Слышал я также, что Горюнова побывала у священника, отца Амвросия, к которому заехал — злые языки болтали, что не случайно именно в эти дни появился он в Сказкино, — из Инска отец Михаил, и что ее не ждали почему-то, а она явилась внезапно, и будто бы священники как раз сидели за столом и пили домашние наливки, а она вошла в дом беспрепятственно, старушка, прислуживавшая Амвросию, отсутствовала, так что за столом как раз чокались, когда она возникла на пороге.

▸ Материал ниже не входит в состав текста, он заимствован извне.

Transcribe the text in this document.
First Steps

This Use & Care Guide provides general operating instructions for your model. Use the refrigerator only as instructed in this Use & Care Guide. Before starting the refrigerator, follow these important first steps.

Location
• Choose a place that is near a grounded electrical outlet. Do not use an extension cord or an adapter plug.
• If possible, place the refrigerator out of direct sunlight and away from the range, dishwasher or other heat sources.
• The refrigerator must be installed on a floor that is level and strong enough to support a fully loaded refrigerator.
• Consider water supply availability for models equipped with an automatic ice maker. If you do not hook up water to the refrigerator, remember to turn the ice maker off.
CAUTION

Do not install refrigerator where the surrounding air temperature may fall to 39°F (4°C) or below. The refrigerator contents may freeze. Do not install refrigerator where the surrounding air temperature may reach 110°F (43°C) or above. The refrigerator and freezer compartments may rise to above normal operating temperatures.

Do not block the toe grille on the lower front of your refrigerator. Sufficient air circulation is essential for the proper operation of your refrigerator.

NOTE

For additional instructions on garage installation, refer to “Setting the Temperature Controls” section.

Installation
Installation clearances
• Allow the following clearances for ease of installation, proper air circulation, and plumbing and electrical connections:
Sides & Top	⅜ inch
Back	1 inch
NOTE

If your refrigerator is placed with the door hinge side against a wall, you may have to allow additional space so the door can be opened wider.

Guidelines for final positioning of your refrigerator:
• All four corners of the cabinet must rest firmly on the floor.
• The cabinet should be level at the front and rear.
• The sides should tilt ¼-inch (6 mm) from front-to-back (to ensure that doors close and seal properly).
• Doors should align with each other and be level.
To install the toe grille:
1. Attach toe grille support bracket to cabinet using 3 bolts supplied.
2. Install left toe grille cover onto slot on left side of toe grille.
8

— Налейте уж и мне, — сказала Горюнова.

После короткого замешательства те пригласили ее в свою компанию, и часа два она с ними просидела, веселая и к ним приветливая, они совсем размякли, радовались, что она вернулась, прощали ее многократно, а Михаил якобы открыл ей, что давно уже относится к ней, как к святой, потому что грешнице не может быть такая красота дарована, но смотрел на нее глазами отнюдь не благочестивыми, а огненными, Амвросий даже что-то ему на этот счет ревниво и двусмысленно заметил. И тут Горюнова вдруг встала и сказала:

— Эх, и кому я верила…

Повернулась и ушла, а они остались думать и молиться.

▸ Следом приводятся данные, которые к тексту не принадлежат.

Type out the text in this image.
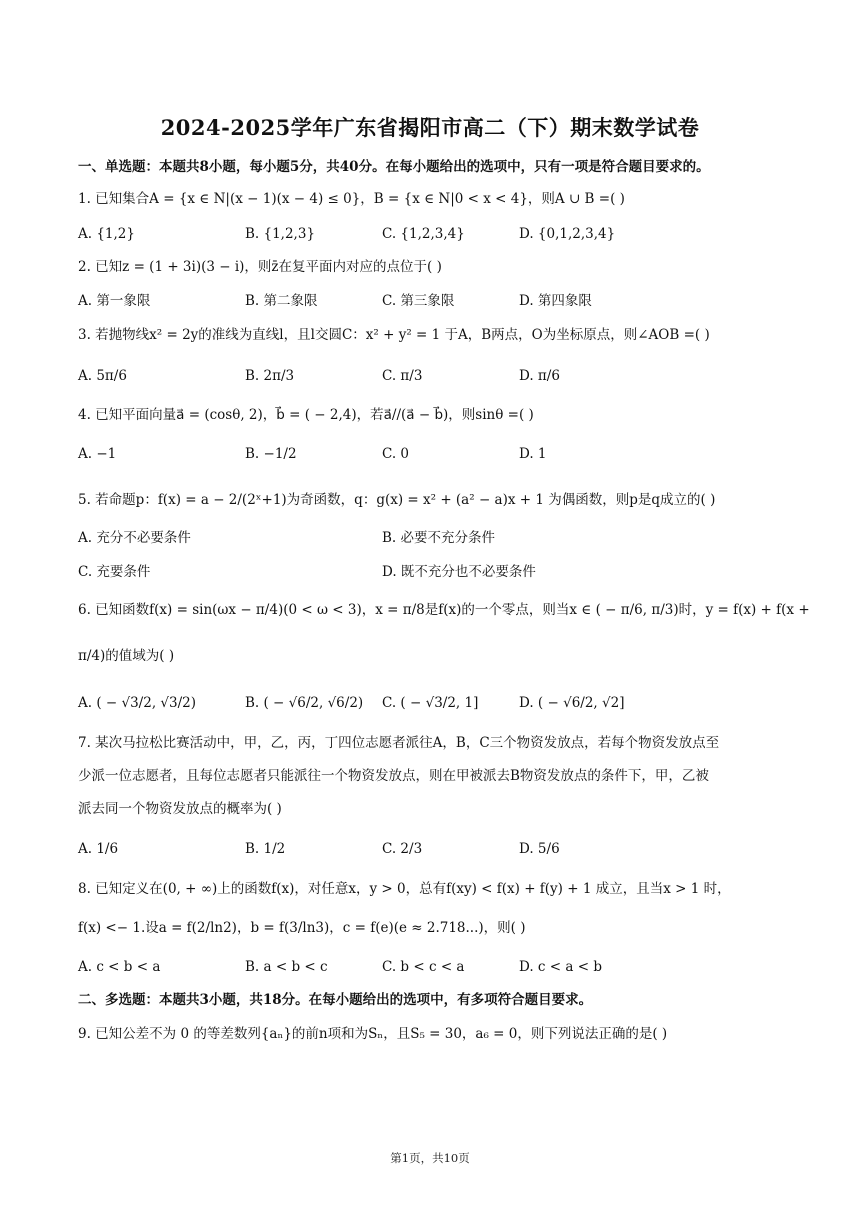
2024-2025学年广东省揭阳市高二（下）期末数学试卷
一、单选题：本题共8小题，每小题5分，共40分。在每小题给出的选项中，只有一项是符合题目要求的。
1. 已知集合A = {x ∈ N|(x − 1)(x − 4) ≤ 0}，B = {x ∈ N|0 < x < 4}，则A ∪ B =( )
A. {1,2}	B. {1,2,3}	C. {1,2,3,4}	D. {0,1,2,3,4}
2. 已知z = (1 + 3i)(3 − i)，则z̄在复平面内对应的点位于( )
A. 第一象限	B. 第二象限	C. 第三象限	D. 第四象限
3. 若抛物线x² = 2y的准线为直线l，且l交圆C：x² + y² = 1 于A，B两点，O为坐标原点，则∠AOB =( )
A. 5π/6	B. 2π/3	C. π/3	D. π/6
4. 已知平面向量a⃗ = (cosθ, 2)，b⃗ = ( − 2,4)，若a⃗//(a⃗ − b⃗)，则sinθ =( )
A. −1	B. −1/2	C. 0	D. 1
5. 若命题p：f(x) = a − 2/(2ˣ+1)为奇函数，q：g(x) = x² + (a² − a)x + 1 为偶函数，则p是q成立的( )
A. 充分不必要条件	B. 必要不充分条件
C. 充要条件	D. 既不充分也不必要条件
6. 已知函数f(x) = sin(ωx − π/4)(0 < ω < 3)，x = π/8是f(x)的一个零点，则当x ∈ ( − π/6, π/3)时，y = f(x) + f(x +
π/4)的值域为( )
A. ( − √3/2, √3/2)	B. ( − √6/2, √6/2) C. ( − √3/2, 1]	D. ( − √6/2, √2]
7. 某次马拉松比赛活动中，甲，乙，丙，丁四位志愿者派往A，B，C三个物资发放点，若每个物资发放点至
少派一位志愿者，且每位志愿者只能派往一个物资发放点，则在甲被派去B物资发放点的条件下，甲，乙被
派去同一个物资发放点的概率为( )
A. 1/6	B. 1/2	C. 2/3	D. 5/6
8. 已知定义在(0, + ∞)上的函数f(x)，对任意x，y > 0，总有f(xy) < f(x) + f(y) + 1 成立，且当x > 1 时，
f(x) <− 1.设a = f(2/ln2)，b = f(3/ln3)，c = f(e)(e ≈ 2.718...)，则( )
A. c < b < a	B. a < b < c	C. b < c < a	D. c < a < b
二、多选题：本题共3小题，共18分。在每小题给出的选项中，有多项符合题目要求。
9. 已知公差不为 0 的等差数列{aₙ}的前n项和为Sₙ，且S₅ = 30，a₆ = 0，则下列说法正确的是( )
第1页，共10页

Говорили, что потом видели ее с Инной Николаевной Веригиной на могиле Платона Горюнова, Надя плакала, а Веригина ей что-то говорила с такой страстью, что даже щеки ее, и без того кирпично-румяные, стали совсем пурпурными, до синевы. Только отдельные слова слышали любопытные, что-то насчет «хватит… сколько же можно… нет-нет, нельзя так». А Горюнова отвечала тоже невразумительно — про какое-то время, что месяц в двадцать лет — как три года в сорок и пять лет в шестьдесят. И обе даже не заметили, как заморосил осенний дождичек, такой мелкий, что похож был скорее на влажное дыхание сверху, — тем более, что то ощущался, то пропадал ритмически. Но хоть и незаметный, но через десять минут стали мокрыми платки на волосах женщин и плащи на их плечах, и пошли они с кладбища, оставив у креста розовые астры и прижимаясь друг к другу, словно сестры, хотя Инна Николаевна была на четверть века старше.

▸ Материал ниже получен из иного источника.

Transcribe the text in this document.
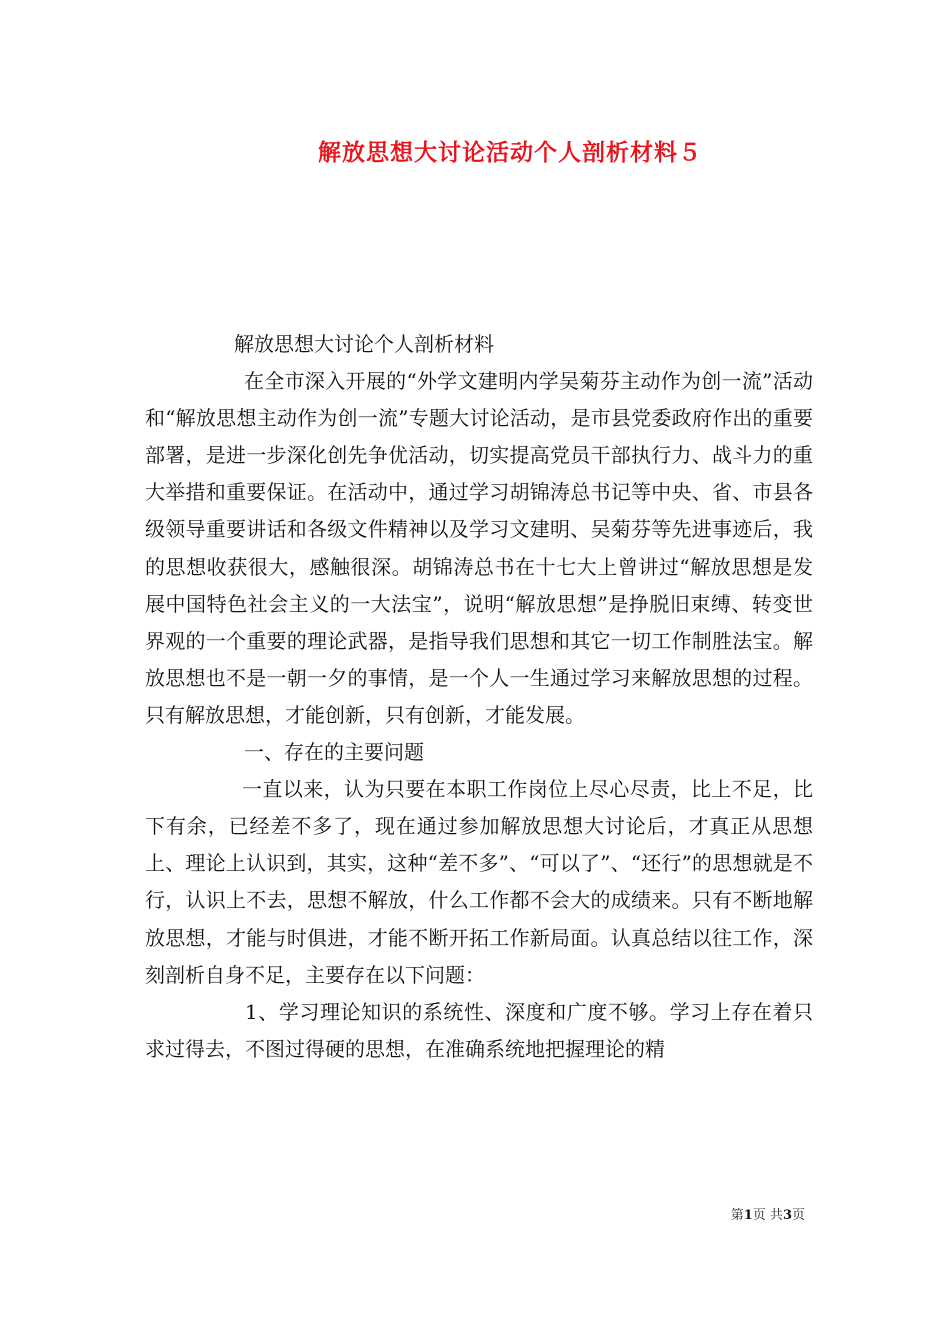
解放思想大讨论活动个人剖析材料５

解放思想大讨论个人剖析材料

在全市深入开展的“外学文建明内学吴菊芬主动作为创一流”活动和“解放思想主动作为创一流”专题大讨论活动，是市县党委政府作出的重要部署，是进一步深化创先争优活动，切实提高党员干部执行力、战斗力的重大举措和重要保证。在活动中，通过学习胡锦涛总书记等中央、省、市县各级领导重要讲话和各级文件精神以及学习文建明、吴菊芬等先进事迹后，我的思想收获很大，感触很深。胡锦涛总书在十七大上曾讲过“解放思想是发展中国特色社会主义的一大法宝”，说明“解放思想”是挣脱旧束缚、转变世界观的一个重要的理论武器，是指导我们思想和其它一切工作制胜法宝。解放思想也不是一朝一夕的事情，是一个人一生通过学习来解放思想的过程。只有解放思想，才能创新，只有创新，才能发展。

一、存在的主要问题

一直以来，认为只要在本职工作岗位上尽心尽责，比上不足，比下有余，已经差不多了，现在通过参加解放思想大讨论后，才真正从思想上、理论上认识到，其实，这种“差不多”、“可以了”、“还行”的思想就是不行，认识上不去，思想不解放，什么工作都不会大的成绩来。只有不断地解放思想，才能与时俱进，才能不断开拓工作新局面。认真总结以往工作，深刻剖析自身不足，主要存在以下问题：

1、学习理论知识的系统性、深度和广度不够。学习上存在着只求过得去，不图过得硬的思想，在准确系统地把握理论的精

第1页 共3页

На свадьбе, последовавшей, как и полагается, после загса, был весь городок. Гуляли три дня — не поскупились Желтовы ради единственного сына, да и он имел средства. Приехали приглашенные телеграммами два друга Алика, оба чуть старше, чем он, оба с модными бородами, оба по-спортивному одетые и оба с живыми насмешливыми глазами. Уже в первый день, не успели все как следует напиться, один затеял полемику с мужем Светланы Робертовны Евсеевой, собиравшим, как вы помните, все, что написано о Сталине, об этой самой его коллекции, причем ученый физик сначала ограничивался ироническими репликами, но скоро его оппонент тяжелыми ударами, вроде призыва «не прятаться за шуточками, а снизойти к провинциалу и осчастливить его светом ученых знаний», заставил физика заговорить серьезнее и подробнее, а потом разозлиться и уже кричать, к наслаждению мужа Евсеевой, который в глазах окруживших их молчаливых слушателей вышел из спора полным победителем. Другой физик тем временем увлеченно рассказывал гинекологу Вельятаго свежие анекдоты, от которых тот взрывался хохотом, хотя уже знал их: наши маленькие города давно уже перестали быть политической провинцией, да и культурной тоже, по крайней мере, по части анекдотов, что пока невдомек очень многим. Ярополк Всеволодович Светозаров, лучший адвокат в Сказкино, прислушивался к анекдотам, в который раз чистосердечно поражаясь способности своего друга Вельятаго смеяться над ними столько раз, сколько их слышит.